There are no soloists in exhibit design.
Even the simplest exhibit design projects require input from content specialists, media producers and fabricators.
As the size of a project increases, so does the number of people involved. Designers can easily end up working with dozens of people as board members, user groups, technical staff, architects and other specialty designers are added to the mix.
Is really necessary to collaborate with everyone?
Absolutely! We have a lot of requirements to juggle: accessibility, usability, through put, life safety, security, conservation, technology, building infrastructure, programing, operations, and maintenance. Even the most accomplished designers would be challenged to address all of those needs without consulting with everyone on the team.
But isn’t that much collaboration time consuming?
You bet! At its worst, collaboration can be messy and confusing. Hours can be chewed up in meetings, clarifying feedback and reworking details.
A good exhibition designer takes the input on the chin (we’re used to it) and integrates it into their creative vision to create a well-planned design.
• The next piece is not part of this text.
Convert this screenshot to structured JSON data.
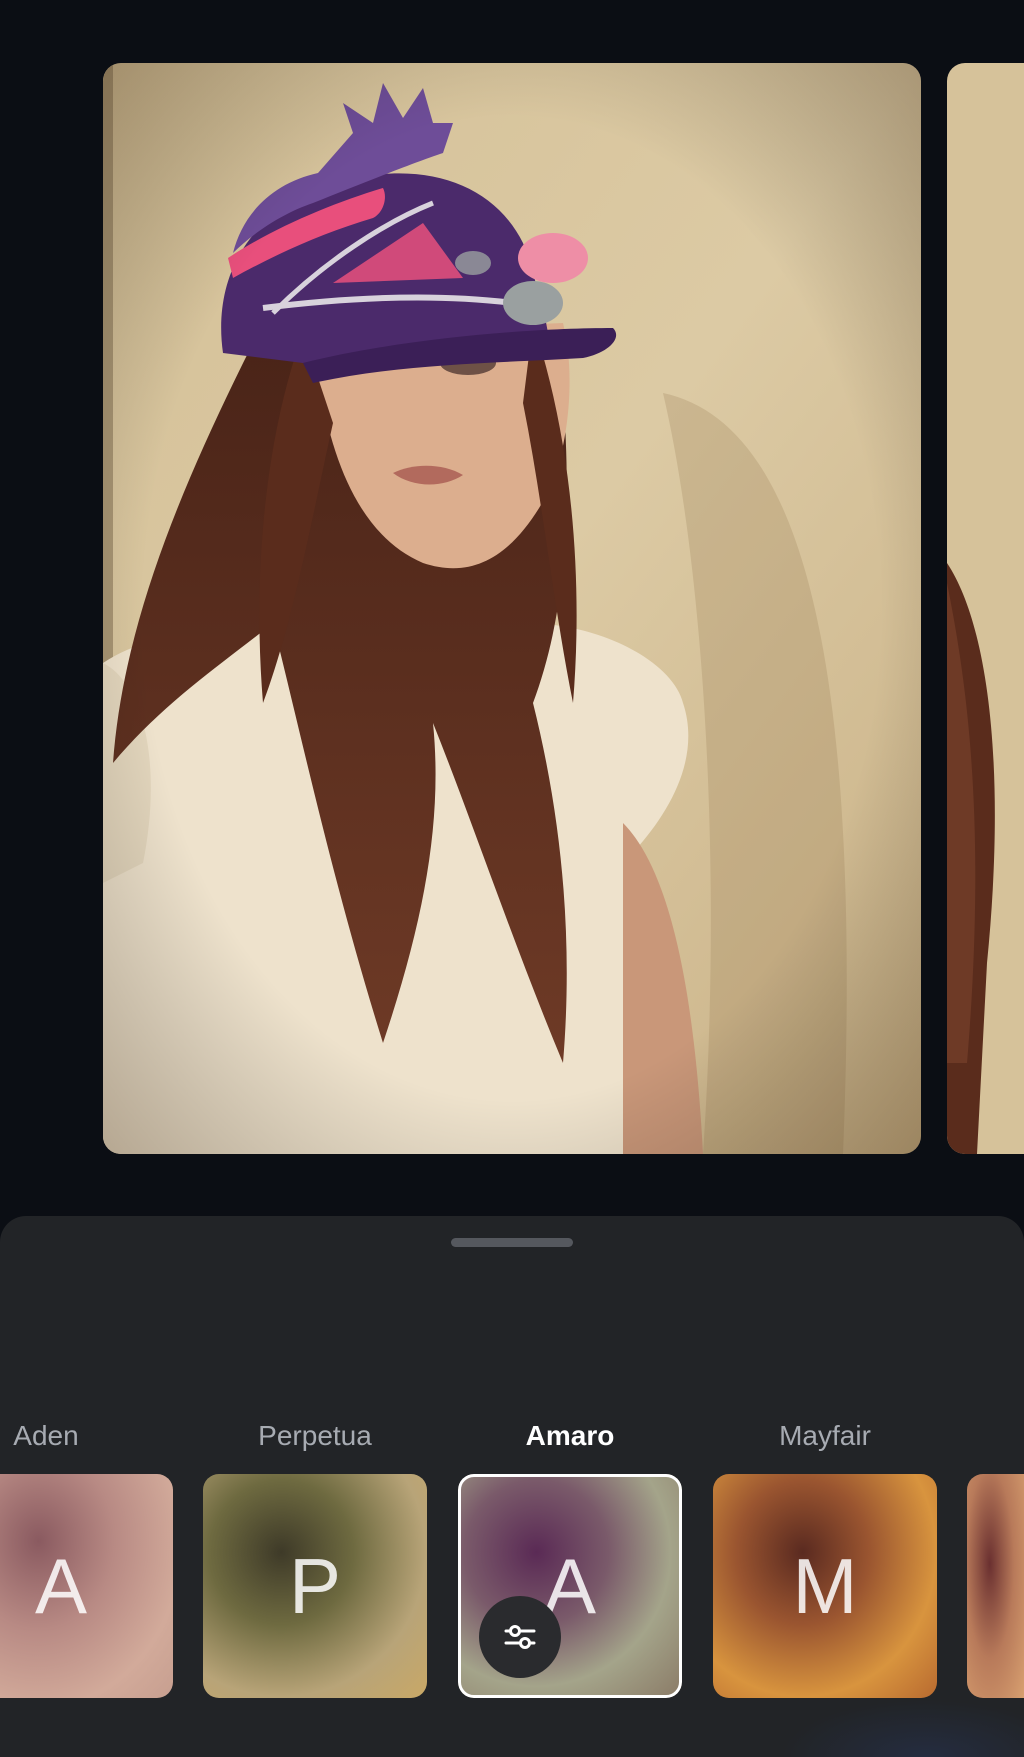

And this doesn’t just happen once in a blue moon. Designers should have frequent, scheduled check-ins with key team members in order to coordinate details, identify knowledge gaps, express concerns, and discuss solutions.
At the end of the day, having collaboration at the heart of the design process pays off beyond simply “getting the job done”. Team members learn from peers and refine their knowledge of other disciplines. Besides that, it can stimulate creativity, leading to innovative solutions for common work products.
And while collaboration may cost a bit more during the development process, it’s a whole lot more cost effective to change a drawing than change something that’s already built.